Non — et ce n’est pas l’objectif que Clinique Omicron poursuit. Les outils d’intelligence artificielle utilisés en contexte clinique sont des assistants à la décision médicale, pas des substituts au médecin. Un algorithme peut signaler une anomalie dans un bilan sanguin, suggérer une hypothèse diagnostique ou alerter sur une interaction médicamenteuse — mais c’est toujours le médecin qui pose le diagnostic, détermine le traitement et assume la responsabilité clinique et légale de la prise en charge. Le jugement médical, la relation patient-médecin, l’examen clinique et le contexte global de la situation du patient restent irremplaçables et constituent le cœur de la pratique médicale de qualité, que Clinique Omicron s’engage à préserver dans tout déploiement technologique.

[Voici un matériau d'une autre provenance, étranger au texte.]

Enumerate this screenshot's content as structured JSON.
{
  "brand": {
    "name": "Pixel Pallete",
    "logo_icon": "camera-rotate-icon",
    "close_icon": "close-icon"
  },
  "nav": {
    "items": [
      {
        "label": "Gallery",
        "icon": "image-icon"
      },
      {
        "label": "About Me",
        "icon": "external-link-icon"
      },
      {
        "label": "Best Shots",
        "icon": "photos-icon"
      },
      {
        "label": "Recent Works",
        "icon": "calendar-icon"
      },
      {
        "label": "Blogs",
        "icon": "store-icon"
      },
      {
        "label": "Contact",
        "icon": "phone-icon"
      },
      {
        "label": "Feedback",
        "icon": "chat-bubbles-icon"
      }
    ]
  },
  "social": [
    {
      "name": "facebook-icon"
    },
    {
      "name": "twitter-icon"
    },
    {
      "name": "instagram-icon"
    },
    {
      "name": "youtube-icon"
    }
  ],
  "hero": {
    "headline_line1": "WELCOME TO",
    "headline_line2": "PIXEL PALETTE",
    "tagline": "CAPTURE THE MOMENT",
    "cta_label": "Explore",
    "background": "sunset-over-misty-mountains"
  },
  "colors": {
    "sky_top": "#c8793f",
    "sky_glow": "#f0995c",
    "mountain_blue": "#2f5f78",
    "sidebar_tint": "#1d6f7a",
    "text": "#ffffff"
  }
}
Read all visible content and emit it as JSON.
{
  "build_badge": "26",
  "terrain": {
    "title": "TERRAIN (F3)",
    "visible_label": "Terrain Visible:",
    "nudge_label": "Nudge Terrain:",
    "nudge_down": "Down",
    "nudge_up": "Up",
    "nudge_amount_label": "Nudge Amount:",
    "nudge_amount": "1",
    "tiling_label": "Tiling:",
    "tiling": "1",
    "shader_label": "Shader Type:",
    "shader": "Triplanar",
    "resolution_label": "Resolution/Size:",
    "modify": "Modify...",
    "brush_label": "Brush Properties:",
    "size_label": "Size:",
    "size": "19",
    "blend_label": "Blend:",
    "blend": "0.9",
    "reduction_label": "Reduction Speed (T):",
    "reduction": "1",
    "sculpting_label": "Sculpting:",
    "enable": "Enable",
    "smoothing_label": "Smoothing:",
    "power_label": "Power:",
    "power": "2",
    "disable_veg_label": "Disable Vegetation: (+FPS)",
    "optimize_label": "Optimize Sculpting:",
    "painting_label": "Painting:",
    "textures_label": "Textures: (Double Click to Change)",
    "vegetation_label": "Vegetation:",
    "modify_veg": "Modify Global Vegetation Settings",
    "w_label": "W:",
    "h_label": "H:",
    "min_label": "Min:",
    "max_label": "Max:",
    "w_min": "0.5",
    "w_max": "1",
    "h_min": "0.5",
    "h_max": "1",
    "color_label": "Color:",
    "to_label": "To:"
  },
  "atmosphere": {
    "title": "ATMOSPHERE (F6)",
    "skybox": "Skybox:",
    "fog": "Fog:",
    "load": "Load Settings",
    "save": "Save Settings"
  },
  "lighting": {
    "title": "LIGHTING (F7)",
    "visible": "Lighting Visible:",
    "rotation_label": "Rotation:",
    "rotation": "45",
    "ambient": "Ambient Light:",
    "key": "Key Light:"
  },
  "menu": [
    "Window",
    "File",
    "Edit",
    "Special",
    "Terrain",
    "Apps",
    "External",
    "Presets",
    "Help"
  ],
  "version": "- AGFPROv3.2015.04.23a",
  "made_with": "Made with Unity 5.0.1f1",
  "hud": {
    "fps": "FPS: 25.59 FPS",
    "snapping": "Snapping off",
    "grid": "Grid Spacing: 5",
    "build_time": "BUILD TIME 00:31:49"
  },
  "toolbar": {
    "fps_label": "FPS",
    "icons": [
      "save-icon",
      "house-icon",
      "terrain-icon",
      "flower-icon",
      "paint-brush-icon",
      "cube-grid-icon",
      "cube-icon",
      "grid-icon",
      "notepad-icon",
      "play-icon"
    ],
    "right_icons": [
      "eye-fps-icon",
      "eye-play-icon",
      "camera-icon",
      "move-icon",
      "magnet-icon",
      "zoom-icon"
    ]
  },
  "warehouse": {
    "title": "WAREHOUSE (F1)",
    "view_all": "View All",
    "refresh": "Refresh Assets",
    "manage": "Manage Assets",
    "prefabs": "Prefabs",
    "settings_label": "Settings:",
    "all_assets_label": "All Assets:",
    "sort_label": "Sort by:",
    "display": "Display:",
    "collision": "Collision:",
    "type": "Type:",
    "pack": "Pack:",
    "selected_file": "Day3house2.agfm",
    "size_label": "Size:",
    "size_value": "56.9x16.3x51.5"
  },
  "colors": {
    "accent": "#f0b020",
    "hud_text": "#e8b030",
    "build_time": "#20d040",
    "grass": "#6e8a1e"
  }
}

Que faire si je crois que ma confidentialité a été violée par un prestataire de soins au Québec ?

Si vous croyez que vos renseignements personnels de santé ont été utilisés ou divulgués de façon non autorisée, vous pouvez d’abord contacter directement le responsable de la protection des renseignements personnels de l’organisation concernée pour obtenir des explications et demander une correction si nécessaire. Si la réponse est insatisfaisante ou si l’incident est sérieux, vous pouvez déposer une plainte auprès de la Commission d’accès à l’information du Québec — CAI — qui est l’autorité de surveillance chargée d’appliquer la Loi 25. La CAI dispose de pouvoirs d’enquête et peut imposer des sanctions aux organisations qui contreviennent à leurs obligations. Pour les données de santé spécifiquement, le Commissaire à la protection de la vie privée du Canada peut également être compétent selon la nature de l’organisation en cause.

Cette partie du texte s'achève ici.